Googly wrote: ↑Thu Dec 05, 2019 6:03 amA must read for any cricketer or coach is Bob Woolmer’s book- The Art and Science of Cricket of Cricket. It’s about 800 pages and it’s simply magnificent. The man was deeply thoughtful and smart.
Anyway there’s a few pages there dedicated to watching the ball out of the hand. They’d hooked up some contraption onto various batsmen’s heads and could deduce how carefully they tracked the ball. Not one batsman focused on the ball for the entire time, the mediocre ones only tracked the ball intensely for about 50% of its flight and the really good batters for little over 70%.

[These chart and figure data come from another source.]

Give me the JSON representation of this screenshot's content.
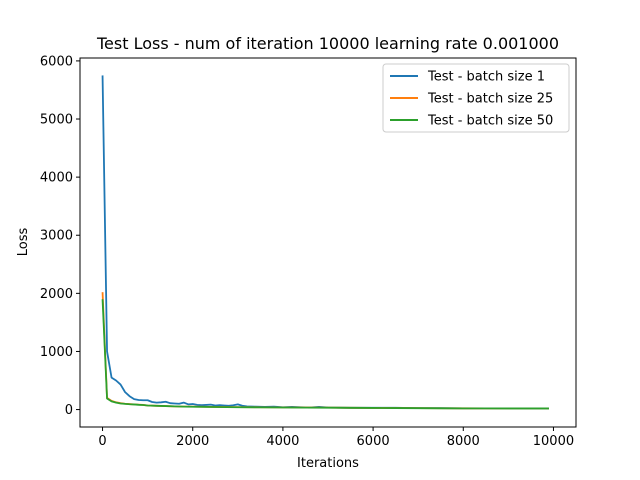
{
  "chart_data": {
    "type": "line",
    "title": "Test Loss -  num of iteration 10000 learning rate 0.001000",
    "xlabel": "Iterations",
    "ylabel": "Loss",
    "xlim": [
      -500,
      10500
    ],
    "ylim": [
      -300,
      6050
    ],
    "xticks": [
      0,
      2000,
      4000,
      6000,
      8000,
      10000
    ],
    "yticks": [
      0,
      1000,
      2000,
      3000,
      4000,
      5000,
      6000
    ],
    "grid": false,
    "legend_position": "top-right",
    "series": [
      {
        "name": "Test - batch size 1",
        "color": "#1f77b4",
        "points": [
          [
            0,
            5750
          ],
          [
            100,
            1000
          ],
          [
            200,
            550
          ],
          [
            300,
            500
          ],
          [
            400,
            430
          ],
          [
            500,
            300
          ],
          [
            600,
            230
          ],
          [
            700,
            180
          ],
          [
            800,
            165
          ],
          [
            900,
            160
          ],
          [
            1000,
            160
          ],
          [
            1100,
            130
          ],
          [
            1200,
            120
          ],
          [
            1300,
            125
          ],
          [
            1400,
            135
          ],
          [
            1500,
            110
          ],
          [
            1600,
            105
          ],
          [
            1700,
            100
          ],
          [
            1800,
            120
          ],
          [
            1900,
            90
          ],
          [
            2000,
            95
          ],
          [
            2100,
            80
          ],
          [
            2200,
            75
          ],
          [
            2300,
            80
          ],
          [
            2400,
            85
          ],
          [
            2500,
            70
          ],
          [
            2600,
            75
          ],
          [
            2700,
            70
          ],
          [
            2800,
            65
          ],
          [
            2900,
            75
          ],
          [
            3000,
            90
          ],
          [
            3100,
            65
          ],
          [
            3200,
            55
          ],
          [
            3400,
            50
          ],
          [
            3600,
            45
          ],
          [
            3800,
            50
          ],
          [
            4000,
            40
          ],
          [
            4200,
            45
          ],
          [
            4400,
            40
          ],
          [
            4600,
            35
          ],
          [
            4800,
            45
          ],
          [
            5000,
            35
          ],
          [
            5500,
            30
          ],
          [
            6000,
            30
          ],
          [
            6500,
            30
          ],
          [
            7000,
            25
          ],
          [
            7500,
            25
          ],
          [
            8000,
            20
          ],
          [
            8500,
            20
          ],
          [
            9000,
            20
          ],
          [
            9500,
            18
          ],
          [
            9900,
            18
          ]
        ]
      },
      {
        "name": "Test - batch size 25",
        "color": "#ff7f0e",
        "points": [
          [
            0,
            2020
          ],
          [
            100,
            200
          ],
          [
            200,
            150
          ],
          [
            300,
            125
          ],
          [
            400,
            110
          ],
          [
            500,
            100
          ],
          [
            600,
            95
          ],
          [
            700,
            90
          ],
          [
            800,
            85
          ],
          [
            900,
            80
          ],
          [
            1000,
            70
          ],
          [
            1200,
            65
          ],
          [
            1400,
            60
          ],
          [
            1600,
            55
          ],
          [
            1800,
            50
          ],
          [
            2000,
            50
          ],
          [
            2500,
            45
          ],
          [
            3000,
            42
          ],
          [
            3500,
            40
          ],
          [
            4000,
            38
          ],
          [
            4500,
            35
          ],
          [
            5000,
            33
          ],
          [
            5500,
            30
          ],
          [
            6000,
            28
          ],
          [
            6500,
            27
          ],
          [
            7000,
            25
          ],
          [
            7500,
            23
          ],
          [
            8000,
            22
          ],
          [
            8500,
            21
          ],
          [
            9000,
            20
          ],
          [
            9500,
            20
          ],
          [
            9900,
            20
          ]
        ]
      },
      {
        "name": "Test - batch size 50",
        "color": "#2ca02c",
        "points": [
          [
            0,
            1900
          ],
          [
            100,
            190
          ],
          [
            200,
            140
          ],
          [
            300,
            120
          ],
          [
            400,
            105
          ],
          [
            500,
            98
          ],
          [
            600,
            92
          ],
          [
            700,
            88
          ],
          [
            800,
            82
          ],
          [
            900,
            78
          ],
          [
            1000,
            70
          ],
          [
            1200,
            65
          ],
          [
            1400,
            60
          ],
          [
            1600,
            55
          ],
          [
            1800,
            50
          ],
          [
            2000,
            48
          ],
          [
            2500,
            44
          ],
          [
            3000,
            40
          ],
          [
            3500,
            38
          ],
          [
            4000,
            36
          ],
          [
            4500,
            34
          ],
          [
            5000,
            32
          ],
          [
            5500,
            30
          ],
          [
            6000,
            28
          ],
          [
            6500,
            26
          ],
          [
            7000,
            24
          ],
          [
            7500,
            22
          ],
          [
            8000,
            21
          ],
          [
            8500,
            20
          ],
          [
            9000,
            19
          ],
          [
            9500,
            19
          ],
          [
            9900,
            19
          ]
        ]
      }
    ]
  }
}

Peter Kirsten was involved in an experiment where the ball passed through a beam about 4 meters from release that plunged the net into darkness. It turned out that was all the cues he needed and he could play the shot with ease at 130 kph. Basically the very best get all their info within the first split second, hence the expression “he’s got lots of time.” You can teach it up to a point- just hit lots of balls, the rest is God given. I’ve done a similar thing with a few good kids where I tell them to close their eyes after I throw and they can all more or less hit it fairly consistently off a concrete deck.
My point being it’s probably less about reactions than hand eye coordination and an early read.
The interesting thing is that 22 yards and 135 kph is where most normal people are at their limit. Once you start getting past 140 there’s only a small handful that remain technically sound. It’s hard to tell how much of that is a person realizing that this red thing may actually kill them if they get it wrong as opposed to an ability thing.
You find that a greater portion of really good batsmen are fairly small guys with fast reactions though. It certainly used to be the case, with notable exceptions, but these days guys are just getting bigger and bigger.
It would be interesting to get good
batters to do that hand slapping thing that drunk blokes do in a bar to see if they had better reactions than most, and if the small guys were faster than the oafs.
I had a very interesting conversation with my mate a few weeks ago about eye domination ie which eye was dominant. His theory was that most left handers were right eye dominant and this is why there were so many good lefties around. His reason being that that was the eye ever so slightly in front. Most right handers are right eye dominant, that eye being slightly behind at set up and contact and interestingly I’ve asked a couple of really good right handers which is their dominant eye and a disproportionate number are left eye dominant, which is unusual.
I wonder if Makoni knows any of this stuff?